Turkey Enchiladas with Green Chili and Bacon

If you’re looking for something to do with your leftover Thanksgiving turkey (that’s not sandwiches), these enchiladas will hit the spot. Great thing about this is you can make ahead of time, and then just pop them in the oven when you get home from work – done in about 45 minutes.

In case you haven’t figured it out by now, green chili and bacon are one of those things that go together like peanut butter and jelly, or gravy and mashed potatoes – they’re just meant for each other (see “Hatch Chile Bacon Mac & Cheese”).

Remember – Enchiladas are basically just wet burritos that are rolled up and baked, so you’ll need to make (1) the sauce and (2) the filling.

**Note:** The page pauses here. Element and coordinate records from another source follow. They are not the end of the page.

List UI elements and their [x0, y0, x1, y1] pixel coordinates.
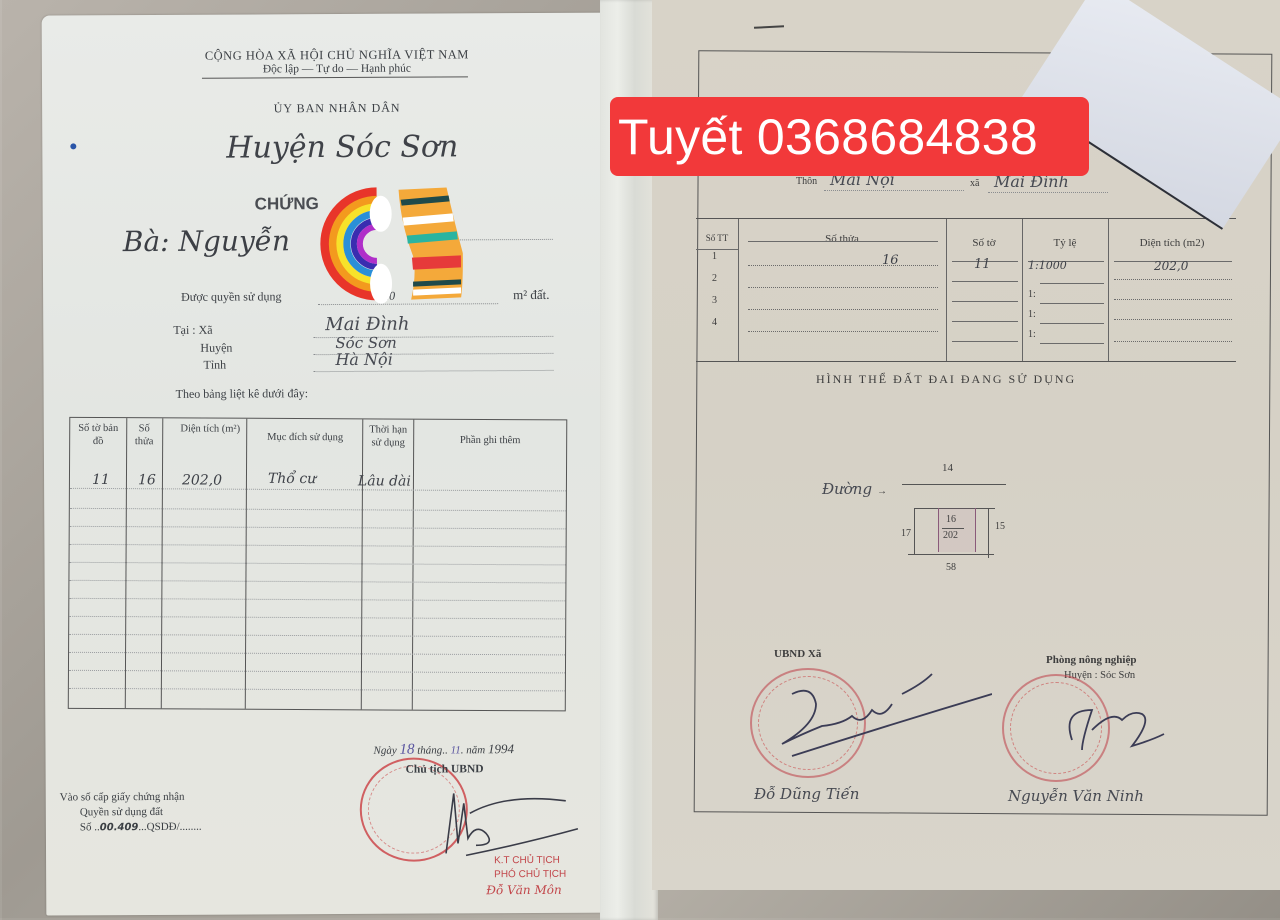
owner-name: Nguyễn: [178, 224, 290, 258]
signature-right-icon: [1052, 690, 1172, 760]
date-line: Ngày 18 tháng.. 11. năm 1994: [373, 741, 514, 759]
signer-stamp-line2: PHÓ CHỦ TỊCH: [494, 869, 566, 880]
certificate-left-page: CỘNG HÒA XÃ HỘI CHỦ NGHĨA VIỆT NAM Độc l…: [42, 12, 643, 915]
xa-label: Tại : Xã: [173, 323, 212, 338]
col-header-stt: Số TT: [696, 233, 738, 243]
neighbor-bottom: 58: [946, 562, 956, 573]
ink-dot: [70, 143, 76, 149]
cell-map-sheet: 11: [92, 472, 110, 488]
cell-purpose: Thổ cư: [268, 471, 316, 487]
cell-term: Lâu dài: [358, 473, 411, 489]
district-handwritten: Huyện Sóc Sơn: [202, 129, 482, 165]
table-row: 11 16 202,0 Thổ cư Lâu dài: [70, 418, 566, 421]
col-header-area: Diện tích (m2): [1108, 237, 1236, 249]
col-header-term: Thời hạn sử dụng: [364, 423, 412, 449]
col-header-sheet: Số tờ: [946, 237, 1022, 249]
sign-right-title: Phòng nông nghiệp: [1046, 654, 1136, 666]
striped-rug-sticker-icon: [399, 187, 464, 299]
tinh-value: Hà Nội: [335, 350, 392, 369]
sign-left-name: Đỗ Dũng Tiến: [754, 785, 859, 803]
signer-title: Chủ tịch UBND: [406, 763, 484, 775]
parcel-summary-table: Số TT Số thửa Số tờ Tỷ lệ Diện tích (m2)…: [696, 218, 1236, 362]
row-number: 3: [712, 295, 717, 306]
neighbor-top: 14: [942, 462, 953, 474]
col-header-area: Diện tích (m²): [180, 422, 240, 435]
country-header: CỘNG HÒA XÃ HỘI CHỦ NGHĨA VIỆT NAM: [197, 47, 477, 63]
land-parcel-table: Số tờ bản đồ Số thửa Diện tích (m²) Mục …: [68, 417, 568, 712]
registry-number-line: Số ..00.409...QSDĐ/........: [80, 821, 202, 834]
contact-watermark: Tuyết 0368684838: [610, 97, 1089, 176]
parcel-area: 202: [943, 530, 958, 541]
col-header-map-sheet: Số tờ bản đồ: [72, 422, 124, 448]
cell-area: 202,0: [182, 472, 222, 488]
xa-label: xã: [970, 178, 979, 189]
registry-line1: Vào số cấp giấy chứng nhận: [60, 791, 185, 804]
sign-right-name: Nguyễn Văn Ninh: [1008, 787, 1144, 805]
list-intro: Theo bảng liệt kê dưới đây:: [176, 386, 309, 402]
road-arrow-icon: →: [877, 486, 887, 497]
cell-parcel: 16: [138, 472, 156, 488]
col-header-scale: Tỷ lệ: [1022, 237, 1108, 249]
usage-unit: m² đất.: [513, 287, 549, 303]
owner-prefix: Bà:: [123, 225, 170, 258]
parcel-number: 16: [946, 514, 956, 525]
cell-scale: 1:1000: [1028, 259, 1067, 272]
tinh-label: Tỉnh: [203, 358, 226, 373]
certificate-title: CHỨNG: [255, 194, 319, 214]
cell-area: 202,0: [1154, 259, 1188, 273]
usage-label: Được quyền sử dụng: [181, 289, 281, 305]
tinh-dotline: [314, 370, 554, 372]
col-header-notes: Phần ghi thêm: [420, 434, 560, 448]
rainbow-rug-sticker-icon: [315, 183, 464, 312]
signature-icon: [406, 783, 586, 864]
signature-left-icon: [752, 664, 992, 764]
row-number: 2: [712, 273, 717, 284]
neighbor-right: 15: [995, 521, 1005, 532]
col-header-parcel: Số thửa: [738, 233, 946, 245]
huyen-label: Huyện: [200, 341, 232, 356]
rainbow-sticker-icon: [325, 192, 393, 304]
xa-value: Mai Đình: [325, 314, 409, 335]
signer-stamp-name: Đỗ Văn Môn: [486, 883, 562, 897]
authority-label: ỦY BAN NHÂN DÂN: [197, 100, 477, 116]
neighbor-left: 17: [901, 528, 911, 539]
col-header-parcel: Số thửa: [128, 422, 160, 448]
registry-line2: Quyền sử dụng đất: [80, 806, 163, 818]
road-label: Đường: [822, 480, 872, 498]
cell-sheet: 11: [974, 257, 991, 272]
sign-left-title: UBND Xã: [774, 648, 821, 660]
motto: Độc lập — Tự do — Hạnh phúc: [197, 62, 477, 75]
signer-stamp-line1: K.T CHỦ TỊCH: [494, 855, 560, 866]
shape-section-title: HÌNH THỂ ĐẤT ĐAI ĐANG SỬ DỤNG: [816, 372, 1076, 387]
thon-label: Thôn: [796, 176, 817, 187]
col-header-purpose: Mục đích sử dụng: [250, 431, 360, 445]
row-number: 4: [712, 317, 717, 328]
header-rule: [202, 76, 468, 78]
pen-mark: [754, 25, 784, 29]
owner-line: Bà: Nguyễn: [123, 224, 290, 258]
row-number: 1: [712, 251, 717, 262]
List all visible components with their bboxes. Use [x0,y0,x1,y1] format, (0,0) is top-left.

Make the sauce first, so it can cool while you’re making the filling.

You Will Need

  1. A Decent Chef Knife
  2. 12 inch Cast Iron Skillet or Sauté Pan
  3. A Long Handled Wooden Spoon
  4. A 9 x 13 Baking Dish or Aluminum Pan

Ingredients:

For the Sauce:

  1. 3 cloves garlic, finely minced or grated on a microplane
  2. 4 Hatch Chili, roasted and diced (or 2, 4oz cans)
  3. 1 medium onion, diced
  4. ½ teaspoon oregano
  5. ½ teaspoon cumin
  6. 2 tablespoons fresh cilantro, minced
  7. Juice of 1 or 2 limes
  8. 1 cup salsa verde

    Store bought is fine – in fact, if you want to skip all this, store bought Enchilada Sauce is also fine.

For the Filling:

  1. Cooked Chicken or Turkey – about 2lbs or so, shredded or chopped into bite-size pieces
  2. ⅓ cup Sour Cream
  3. 12 oz Monterey Jack Cheese, shredded
  4. 4-6 oz “mexican blend” cheese, shredded
  5. 12 oz bacon, cooked crisply and crumbled – reserve 4oz for topping.
  6. ½ teaspoon oregano
  7. ½ teaspoon cumin
  8. Dash paprika
  9. 2 cloves garlic, grated on a microplane

For the Assembly & Toppings:

  1. 6 – 8 12″ flour or corn tortillas
  2. Additional Sour Cream
  3. Additional Cilantro
  4. Fresh sliced avocados
  5. More bacon crumbles

Instructions

For the Sauce

  1. Lace a 12 inch Cast Iron Skillet or Sauté Pan with olive oil and heat over medium-high heat.
  2. Add onion and green/Hatch chili to the pan and sauté until onions are translucent and chilis begin to char in spots
  3. Add garlic, oregano, cumin, and cilantro and continue to sauté until very fragrant, 1 or 2 minutes more
  4. Add lime juice and salsa; stir until well combined and slightly reduced, 5 minutes
  5. Remove from heat and allow to cool while you make the filling

For the Filling:

Combine all ingredients together and mix well.

Assembly

  1. Blend sauce in food processor or blender and return to skillet
  2. Spray 9×13 Baking Dish with cooking spray (I prefer avocado oil here), then coat with a thin layer of the sauce
  3. Warm tortillas in microwave (they’re less likely to break if they’re warmed up), then dip into the sauce in the skillet
  4. Place tortilla in baking dish, then top with filling (don’t overstuff)
  5. Roll filled tortillas up and be sure they’re laying in the baking dish seam side down
  6. Sprinkle 4oz or so Mexican Cheese (or taco blend) on top
  7. Bake in oven 45 minutes to an hour, until cheese is brown and edges are bubbly
  8. Remove from oven and let stand for 10 minutes; serve with desired toppings.